View attachment 192691
View attachment 192692
View attachment 192693
View attachment 192694
View attachment 192691
View attachment 192692
View attachment 192693
View attachment 192694


Got a new promotional going on with my knives!
Bare handed, if your quick enough, its yours?
No prize, just a surprise for second place!

Middle of Rattlesnake season here. 
Working my cow-dog a little the other day, and he does a cart-wheel, drops low and gets between me and Smiley. The snake took a couple strikes at my dog, very glad he misses!

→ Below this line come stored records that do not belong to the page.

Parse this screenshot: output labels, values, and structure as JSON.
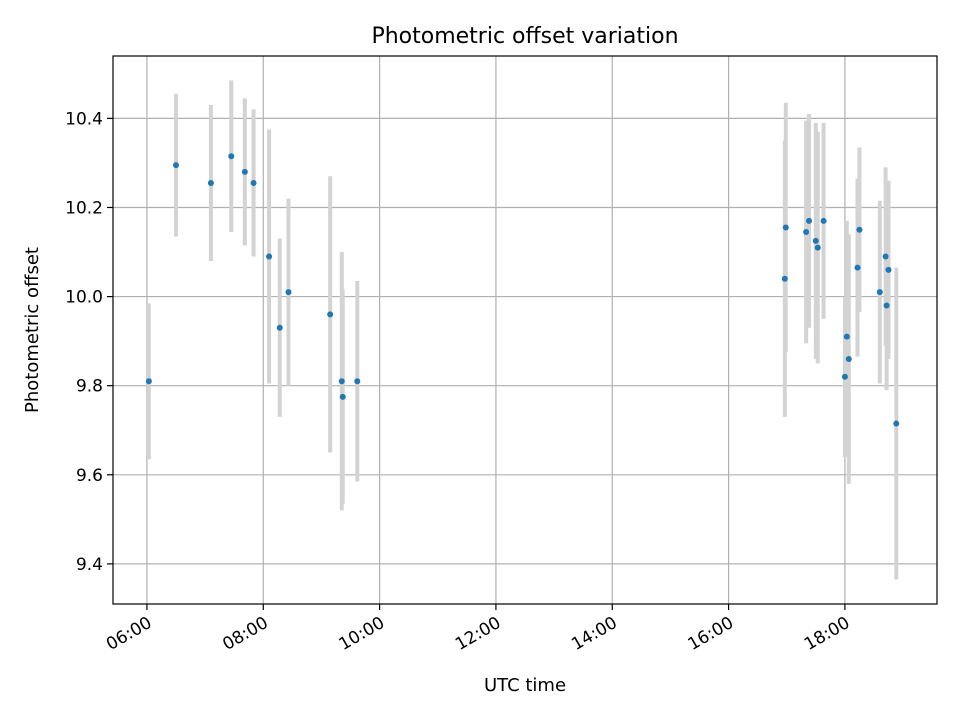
{
  "chart_data": {
    "type": "scatter",
    "title": "Photometric offset variation",
    "xlabel": "UTC time",
    "ylabel": "Photometric offset",
    "x_is_time": true,
    "xlim": [
      "05:25",
      "19:35"
    ],
    "ylim": [
      9.31,
      10.54
    ],
    "x_ticks": [
      "06:00",
      "08:00",
      "10:00",
      "12:00",
      "14:00",
      "16:00",
      "18:00"
    ],
    "y_ticks": [
      "9.4",
      "9.6",
      "9.8",
      "10.0",
      "10.2",
      "10.4"
    ],
    "grid": true,
    "colors": {
      "point": "#1f77b4",
      "errorbar": "#d3d3d3",
      "grid": "#b0b0b0"
    },
    "points": [
      {
        "t": "06:02",
        "y": 9.81,
        "yerr": 0.175
      },
      {
        "t": "06:30",
        "y": 10.295,
        "yerr": 0.16
      },
      {
        "t": "07:06",
        "y": 10.255,
        "yerr": 0.175
      },
      {
        "t": "07:27",
        "y": 10.315,
        "yerr": 0.17
      },
      {
        "t": "07:41",
        "y": 10.28,
        "yerr": 0.165
      },
      {
        "t": "07:50",
        "y": 10.255,
        "yerr": 0.165
      },
      {
        "t": "08:06",
        "y": 10.09,
        "yerr": 0.285
      },
      {
        "t": "08:17",
        "y": 9.93,
        "yerr": 0.2
      },
      {
        "t": "08:26",
        "y": 10.01,
        "yerr": 0.21
      },
      {
        "t": "09:09",
        "y": 9.96,
        "yerr": 0.31
      },
      {
        "t": "09:21",
        "y": 9.81,
        "yerr": 0.29
      },
      {
        "t": "09:22",
        "y": 9.775,
        "yerr": 0.24
      },
      {
        "t": "09:37",
        "y": 9.81,
        "yerr": 0.225
      },
      {
        "t": "16:58",
        "y": 10.04,
        "yerr": 0.31
      },
      {
        "t": "16:59",
        "y": 10.155,
        "yerr": 0.28
      },
      {
        "t": "17:20",
        "y": 10.145,
        "yerr": 0.25
      },
      {
        "t": "17:23",
        "y": 10.17,
        "yerr": 0.24
      },
      {
        "t": "17:30",
        "y": 10.125,
        "yerr": 0.265
      },
      {
        "t": "17:32",
        "y": 10.11,
        "yerr": 0.26
      },
      {
        "t": "17:38",
        "y": 10.17,
        "yerr": 0.22
      },
      {
        "t": "18:00",
        "y": 9.82,
        "yerr": 0.18
      },
      {
        "t": "18:02",
        "y": 9.91,
        "yerr": 0.26
      },
      {
        "t": "18:04",
        "y": 9.86,
        "yerr": 0.28
      },
      {
        "t": "18:13",
        "y": 10.065,
        "yerr": 0.2
      },
      {
        "t": "18:15",
        "y": 10.15,
        "yerr": 0.185
      },
      {
        "t": "18:36",
        "y": 10.01,
        "yerr": 0.205
      },
      {
        "t": "18:42",
        "y": 10.09,
        "yerr": 0.2
      },
      {
        "t": "18:43",
        "y": 9.98,
        "yerr": 0.19
      },
      {
        "t": "18:45",
        "y": 10.06,
        "yerr": 0.2
      },
      {
        "t": "18:53",
        "y": 9.715,
        "yerr": 0.35
      }
    ]
  }
}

This is a Prairie Rattler, little over 40" long , but they think there bigger then they really are.

This guy lived a little too close to a suburban area with lots of kids, pets, livestock and horses. So I did harvest this one, lot of leather in this hide.

We're allowed 3 a day, 6 total. They are kind of exciting for this northern boy to bag, just not raised with them. Gotta love their attitude!


----------



## lfnh (Aug 1, 2011)

Nice photos.
Interesting buttons in the first photo.


----------



## deeker (Aug 1, 2011)

No matter how you cook 'em they still taste like snakes. Some are not bad.

Bet it would taste better than a cooked politician.


----------



## ShoerFast (Aug 1, 2011)

deeker said:


> No matter how you cook 'em they still taste like snakes. Some are not bad.
> 
> Bet it would taste better than a cooked politician.


 
Is there a difference? 

Pictured in grass you know.


----------



## PasoRoblesJimmy (Aug 1, 2011)

I avoid walking in tall grass as much as possible. The rattlesnakes around here are in mating season. Sometimes they are seen on paved roads. Tires running over them doesn't seem to bother them. Skidding with them underneath a tire really messes them up.


----------



## Oldtimer (Aug 2, 2011)

I'd harvest his snake-ass alright. I'd harvest him with a 12 gauge magnum buckshot, all 5 rounds.

You'll never catch me living where those mothertruckers exist. Ever.


----------



## PasoRoblesJimmy (Aug 2, 2011)

Oldtimer said:


> I'd harvest his snake-ass alright. I'd harvest him with a 12 gauge magnum buckshot, all 5 rounds.
> 
> You'll never catch me living where those mothertruckers exist. Ever.


 
Copperheads are far more dangerous than rattlesnakes. Copperheads strike without warning.


----------



## Oldtimer (Aug 2, 2011)

I won't be found living where ANY poisonous snake, Crotchadiles, Pythons, Allygators, Grizzly bahrs, scorpions, gila monsters, dingos, lions, tigers or manbearpigs exist.

Ever.


----------



## Buckshot00 (Aug 5, 2011)

Nice pics. Thanks for sharing.


----------



## lfnh (Aug 5, 2011)

PasoRoblesJimmy said:


> Copperheads are far more dangerous than rattlesnakes. Copperheads strike without warning.


 
As do rattlers without rattles, young springers (jumpers), and the ones under that hay bale, ime.


----------